MUSIC ARCHIVES

A Level Field

by

“When you fly out of Las Vegas to, say, Milwaukee, the absences imposed by repression are like holes in your vision.” I feel this line of Dave Hickey’s from Air Guitar because I’ve lived in both places, sorta—the latter for too goddamned long, and Austin, which bests Vegas during South by Southwest, the 20-year-running music conference. The bands at Milwaukee’s Summerfest, supposedly the world’s largest music festival, tend toward the dinosaur; the oppressively whitebread crowd sits through disparate acts on the Miller stage more out of love for the Miller. SXSW, however, remains staunchly for the up-and-coming, a category wide enough to include both the Arctic Monkeys and bands that only play for bartenders. So those with eclectic tastes can pig out. SXSW dissolves genre distinctions with an illusion of the totality of popular music.

Of course, a similar dissolution of class distinctions is supposed to follow. Up-and-comers attend SXSW to find out how they could subsist on and perhaps dominate in art and democracy. So dozens of panels, one-to-one mentoring sessions, and trade exhibits pull back the curtain on the system. And the 1,500 bands in 40-minute spurts on 65 stages put all that theory into practice.

So SXSW is a level playing field in a town overrun by tech lords who left their hearts (such as they are) on Wall Street and refuse to let local politics ruin their nightlife fun. Undoubtedly, for some Austinites SXSW replicates a cheap holiday in other people’s misery. Precious few locals get to flash the coveted badge that allows mostly out-of-towners to whisk past the second-class wristband wearers and proceed into their show of choice. And the bands remain overwhelmingly white. But when faced with even a representation of a totality, some restrictions necessarily apply.

And those 1,500 bands weren’t the only representation on hand. My favorite panel was the sober PowerPoint presentation “Quantum Music Analysis (QMA) of Hit Songs” presented by Mike McCready of Platinum Blue Music Intelligence. By comparing every song in Billboard‘s Top 30 to the rest of the musical universe, the “scientists” at Platinum Blue have discovered that 85 percent of all hit songs conform to certain “hit clusters” based on mathematical patterns. Then at the trade show, the well-named “music discovery service” pandora.com (created by the Music Genome Project) mapped out every musical “gene” possible to help you find more music you’ll like, based on bands you already love.

This emphasis on conformity and similarity (not to mention the genetic-engineering discourse) begs for the wisdom of Poly Styrene. But on one level, both devices were merely attempts to wrestle with the totality. Unsurprisingly, the best of the 1,500 were just approaching the mat.

Electro geeks Hot Chip already know they’re sexier than Depeche Mode at a similar stage of development. So they peeled off their shirts and made their squirrelly tunes sweat like tribal house. You could just see frontman Alexis Taylor all drugged up and rockerish 20 years hence à la Dave Gahan. Likewise, witnessing Art Brut’s lead haranguer Eddie Argos natter on in front of the mixed-gender-and-age band he’s formed gave his smarty-pants lyrics a corny one-world aspect missing in a haranguing godfather like Mark E. Smith. Brainy and corny—two great tastes you almost never get in the same candy bar—put Argos’s sex appeal (and potential career longevity) through the roof.

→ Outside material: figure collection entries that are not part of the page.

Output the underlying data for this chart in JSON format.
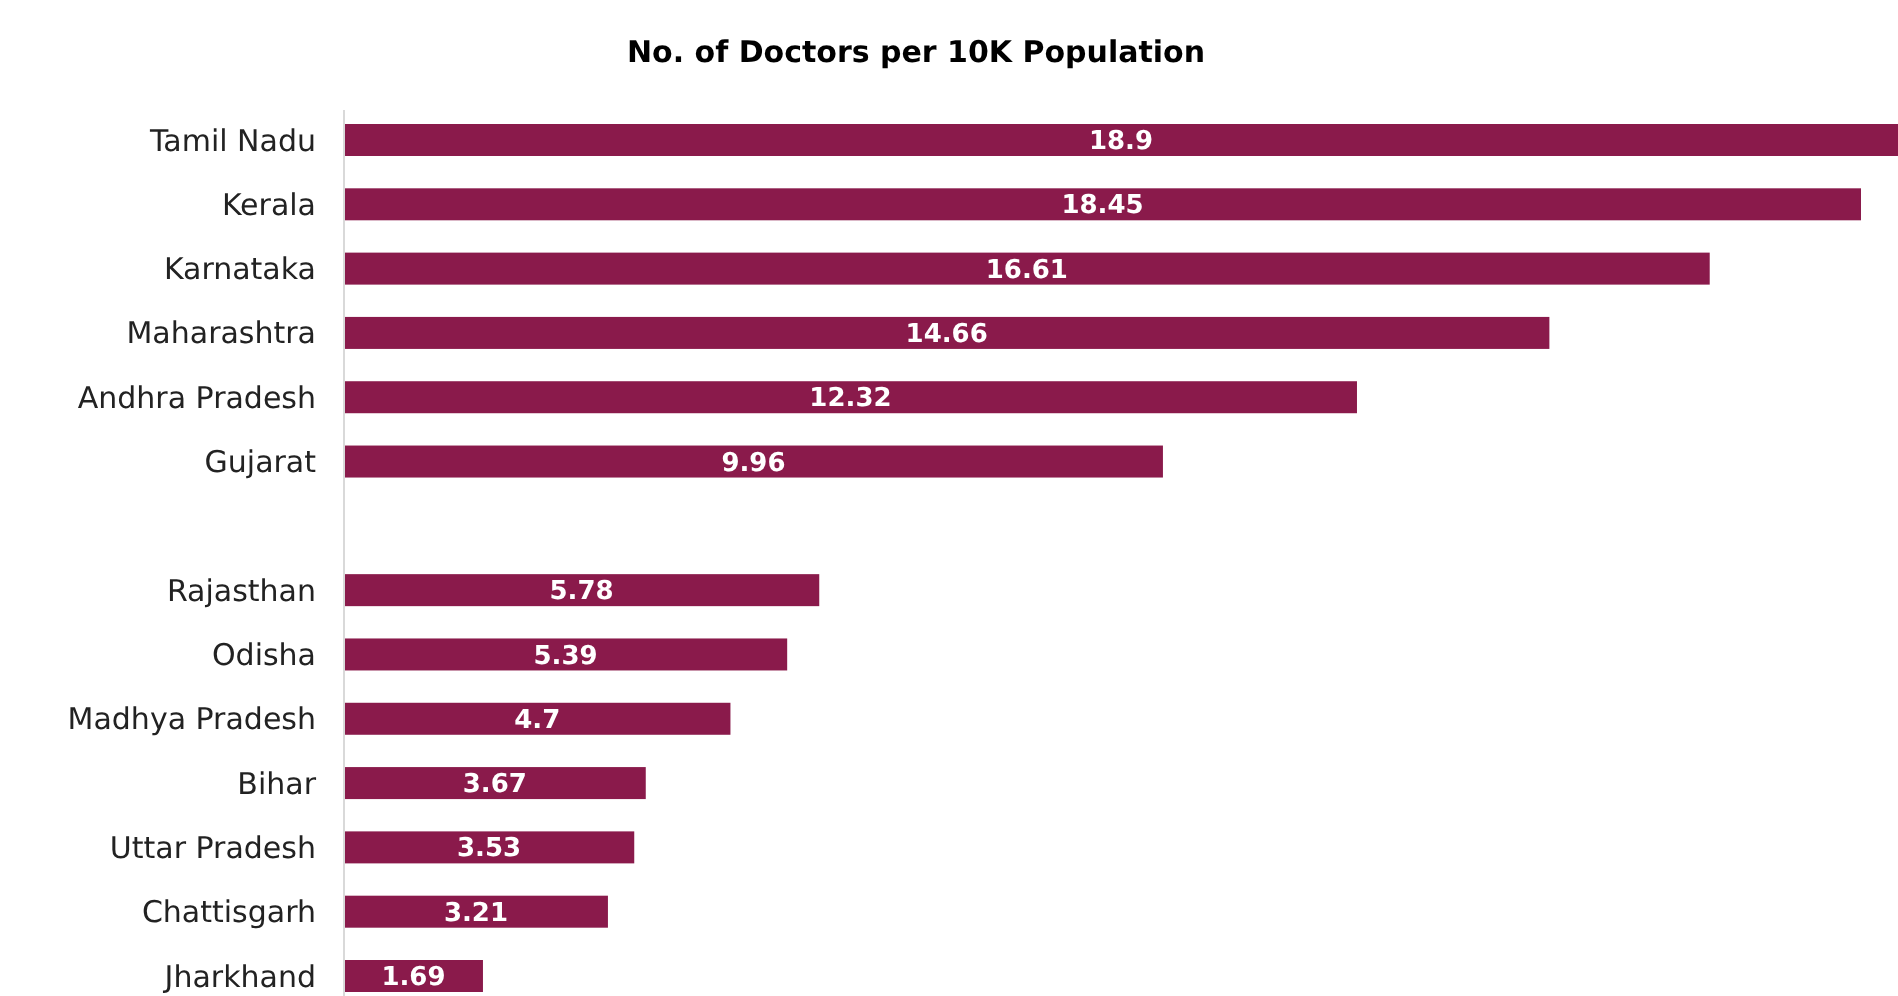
{
  "chart_data": {
    "type": "bar",
    "orientation": "horizontal",
    "title": "No. of Doctors per 10K Population",
    "categories": [
      "Tamil Nadu",
      "Kerala",
      "Karnataka",
      "Maharashtra",
      "Andhra Pradesh",
      "Gujarat",
      null,
      "Rajasthan",
      "Odisha",
      "Madhya Pradesh",
      "Bihar",
      "Uttar Pradesh",
      "Chattisgarh",
      "Jharkhand"
    ],
    "values": [
      18.9,
      18.45,
      16.61,
      14.66,
      12.32,
      9.96,
      null,
      5.78,
      5.39,
      4.7,
      3.67,
      3.53,
      3.21,
      1.69
    ],
    "color": "#8a1a4b",
    "data_labels": true,
    "tick_labels": "y"
  }
}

Ariel Pink’s dumbfoundingly gorgeous ghost rock imagines the sound of remembering songs, but live he threw up his hands when he couldn’t access that haunted quality with his box of echo effects. Ass Pony Chuck Cleaver, rediscovering himself with new band Wussy and riding the catchiest record of his career, seemed content with that achievement as well as his John Popper–like frame. But whither Gil Mantera’s Party Dream, the best act I caught this year—two velvet-hip-huggered brothers from Youngstown, Ohio, who roughhouse each other onstage? Their jokey new wave is cut with guitaristics occasionally invoking the billowy tufts of (can this be?) Manuel Gottsching. Id/superego, brand new/you’re retro antagonized one another in syntheses that vaguely recalled Andrew W.K.

And for every official show, there were countless unofficial ones like Seattle’s United State of Electronica. Easily the most party-hearty live act in the country, they played two unofficial venues an hour apart on opposite sides of I-35. And poor Leah Archibald of Wide Right flew in from Brooklyn to find her unofficial show canceled due to rain. For Archibald, Austin wasn’t a playground or even a level playing field. It was an airport where you had to wait before you could face the next totality.